Terraço da Carlton House de Londres, sede original das atividades de propaganda do Departamento de Pesquisa de Informação. (Suedwester93, Wikimedia Commons)

By John McEvoy
Desclassificado Reino Unido

"He algumas” somas foram fornecidas pela BP e pela Shell ao Departamento de Pesquisa de Informação (IRD), que era o centro de propaganda da Guerra Fria da Grã-Bretanha. braço entre 1948 e 1977, desclassificado arquivos show. 

O IRD utilizou os subsídios secretos para financiar operações de propaganda secreta britânicas durante as décadas de 1950 e 1960 em todo o Médio Oriente e África, onde os interesses petrolíferos da Grã-Bretanha eram substanciais. Hoje, o valor dos pagamentos seria de milhões de libras.

Tais operações envolveram a criação de jornais e revistas, o financiamento de emissões de rádio e televisão e a organização de intercâmbios sindicais.

O objectivo era promover a “estabilidade” nestas regiões, combatendo a ameaça do comunismo e do nacionalismo de recursos, melhorando ao mesmo tempo a “imagem pública” das principais empresas petrolíferas da Grã-Bretanha.

Em última análise, o objetivo era seguro Acesso britânico ao fornecimento de petróleo do Médio Oriente e de África.

Petróleo e Propaganda

Durante as décadas de 1950 e 1960, o IRD reuniu-se anualmente com representantes da Shell e da BP para discutir como os subsídios petrolíferos secretos estavam a ser utilizados e se as empresas petrolíferas estavam a obter uma boa relação qualidade/preço.

Em dezembro de 1960, o chefe do IRD, Donald Hopson, encontrou-se com o executivo da Shell no Reino Unido Brian Trench e executivo sênior da BP Archie Chisholm, ao lado de vários outros funcionários do Ministério das Relações Exteriores. O nome de um indivíduo permanece confidencial, sugerindo que os serviços de inteligência britânicos também estiveram presentes.

Na reunião, observou-se que o IRD gastou £75,500 em dinheiro do petróleo – avaliados hoje em mais de £1.2 milhões – em operações secretas de propaganda entre Abril de 1959 e Março de 1960.

Mais de metade deste dinheiro foi gasto na Agência Árabe de Notícias (ANA), uma agência de propaganda britânica de longa data. frente que tinha forte Links com o MI6 [o Serviço Secreto de Inteligência do Reino Unido].

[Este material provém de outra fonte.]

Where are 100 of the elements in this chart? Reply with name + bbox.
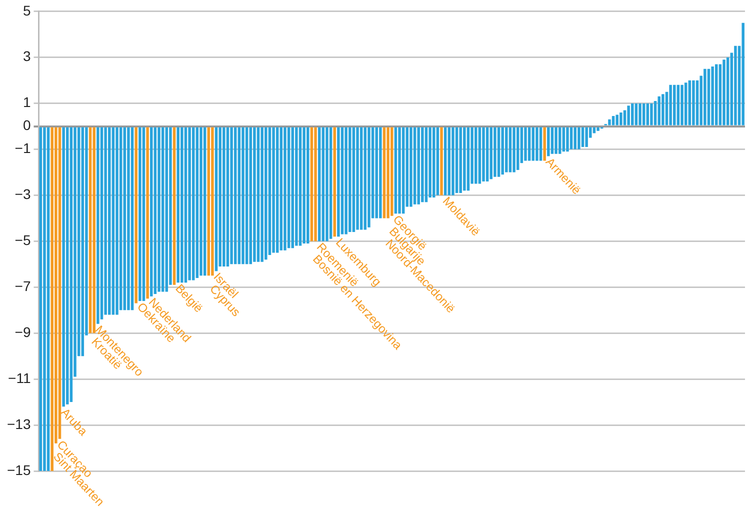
- bar: [352, 127, 356, 232]
- bar: [344, 127, 348, 234]
- bar: [486, 127, 489, 182]
- bar: [734, 46, 737, 126]
- bar: [684, 82, 688, 126]
- bar: [539, 127, 542, 161]
- bar: [226, 127, 230, 266]
- bar: [620, 112, 622, 126]
- bar: [562, 127, 566, 152]
- bar: [340, 127, 344, 234]
- bar: [184, 127, 188, 283]
- bar: [497, 127, 500, 177]
- bar: [711, 66, 714, 126]
- y-tick-label: −11: [8, 370, 31, 386]
- bar: [398, 127, 401, 214]
- bar: [264, 127, 268, 260]
- bar: [658, 96, 660, 126]
- bar: [413, 127, 416, 204]
- bar: [432, 127, 436, 198]
- bar: [66, 127, 69, 404]
- bar: [326, 127, 328, 242]
- bar: [440, 127, 443, 196]
- bar: [581, 127, 584, 147]
- bar: [608, 119, 611, 126]
- bar: [158, 127, 160, 292]
- bar: [448, 127, 451, 196]
- bar: [108, 127, 111, 315]
- bar: [203, 127, 206, 276]
- bar: [39, 127, 42, 471]
- bar: [329, 127, 332, 239]
- bar: [714, 64, 718, 126]
- bar: [134, 127, 138, 304]
- bar: [455, 127, 458, 193]
- bar: [402, 127, 405, 214]
- y-tick-label: −5: [14, 232, 31, 248]
- bar: [249, 127, 252, 264]
- bar: [494, 127, 496, 177]
- y-tick-label: −13: [7, 416, 31, 432]
- bar: [81, 127, 84, 356]
- bar: [310, 127, 314, 242]
- bar: [242, 127, 244, 264]
- bar: [119, 127, 122, 310]
- bar: [50, 127, 54, 471]
- bar: [127, 127, 130, 310]
- bar: [322, 127, 325, 242]
- bar: [444, 127, 447, 196]
- bar: [123, 127, 126, 310]
- bar: [260, 127, 264, 262]
- bar: [688, 80, 692, 126]
- bar: [726, 57, 730, 126]
- bar: [673, 84, 676, 126]
- bar: [253, 127, 256, 262]
- bar: [669, 84, 672, 126]
- bar: [46, 127, 50, 471]
- bar: [146, 127, 149, 299]
- bar: [287, 127, 290, 248]
- bar: [421, 127, 424, 202]
- bar: [616, 114, 618, 126]
- bar: [650, 103, 653, 126]
- bar: [566, 127, 569, 152]
- bar: [298, 127, 302, 246]
- bar: [547, 127, 550, 156]
- bar: [646, 103, 650, 126]
- bar: [436, 127, 440, 196]
- bar: [291, 127, 294, 248]
- bar: [272, 127, 275, 253]
- bar: [459, 127, 462, 193]
- bar: [508, 127, 512, 172]
- bar: [165, 127, 168, 292]
- bar: [222, 127, 226, 266]
- bar: [245, 127, 248, 264]
- y-tick-label: −9: [14, 324, 31, 340]
- bar: [428, 127, 432, 198]
- bar: [96, 127, 100, 324]
- y-tick-label: 0: [22, 117, 31, 134]
- bar: [302, 127, 306, 244]
- bar: [410, 127, 412, 207]
- bar: [314, 127, 317, 242]
- bar: [612, 116, 615, 126]
- bar: [463, 127, 466, 191]
- bar: [585, 127, 588, 147]
- y-tick-label: −1: [14, 140, 31, 156]
- bar: [234, 127, 237, 264]
- bar: [284, 127, 286, 250]
- bar: [722, 60, 726, 126]
- bar: [704, 68, 706, 126]
- bar: [192, 127, 195, 280]
- bar: [680, 84, 684, 126]
- bar: [200, 127, 202, 276]
- bar: [214, 127, 218, 272]
- bar: [138, 127, 142, 301]
- bar: [550, 127, 554, 154]
- bar: [390, 127, 394, 216]
- bar: [43, 127, 46, 471]
- bar: [596, 127, 600, 131]
- bar: [364, 127, 367, 230]
- bar: [348, 127, 352, 232]
- bar: [375, 127, 378, 218]
- bar: [707, 68, 710, 126]
- bar: [116, 127, 118, 315]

“A ANA operava o mais completo serviço em inglês e árabe disponível no Médio Oriente, com filiais em Damasco, Beirute, Bagdad, Jerusalém e Amã, e representantes em cerca de 15 outras cidades, incluindo Paris e Nova Iorque”, escreveu jornalista Richard Fletcher.

Hopson informou às companhias petrolíferas “que as suas contribuições permitiram colocar a Agência [de Notícias Árabes] numa posição competitiva muito forte no que diz respeito às suas comunicações”.

Por exemplo, os subsídios às empresas petrolíferas permitiram à ANA pagar pelo serviço telegráfico da agência noticiosa britânica Reuters. Durante este período, a Reuters foi flexível à influência do governo do Reino Unido e foi visto como um instrumento de propaganda útil.  

Com isto, a ANA poderia fornecer às organizações de notícias de todo o Médio Oriente o conteúdo da Reuters. O serviço foi descrito como “muito bem-sucedido no Egito” e “garantiu o primeiro lugar para a Reuters na competição com outras agências mundiais”.  

Não está claro se a Reuters estava ciente de que o governo do Reino Unido estava canalizando secretamente dinheiro do petróleo para as suas contas. Um arquivo do Reino Unido, datado de 1960 e intitulado “Departamento de Pesquisa de Informação: renegociação do contrato entre a Reuters e a Agência Árabe de Notícias”, permanece classificado pelo Ministério das Relações Exteriores. 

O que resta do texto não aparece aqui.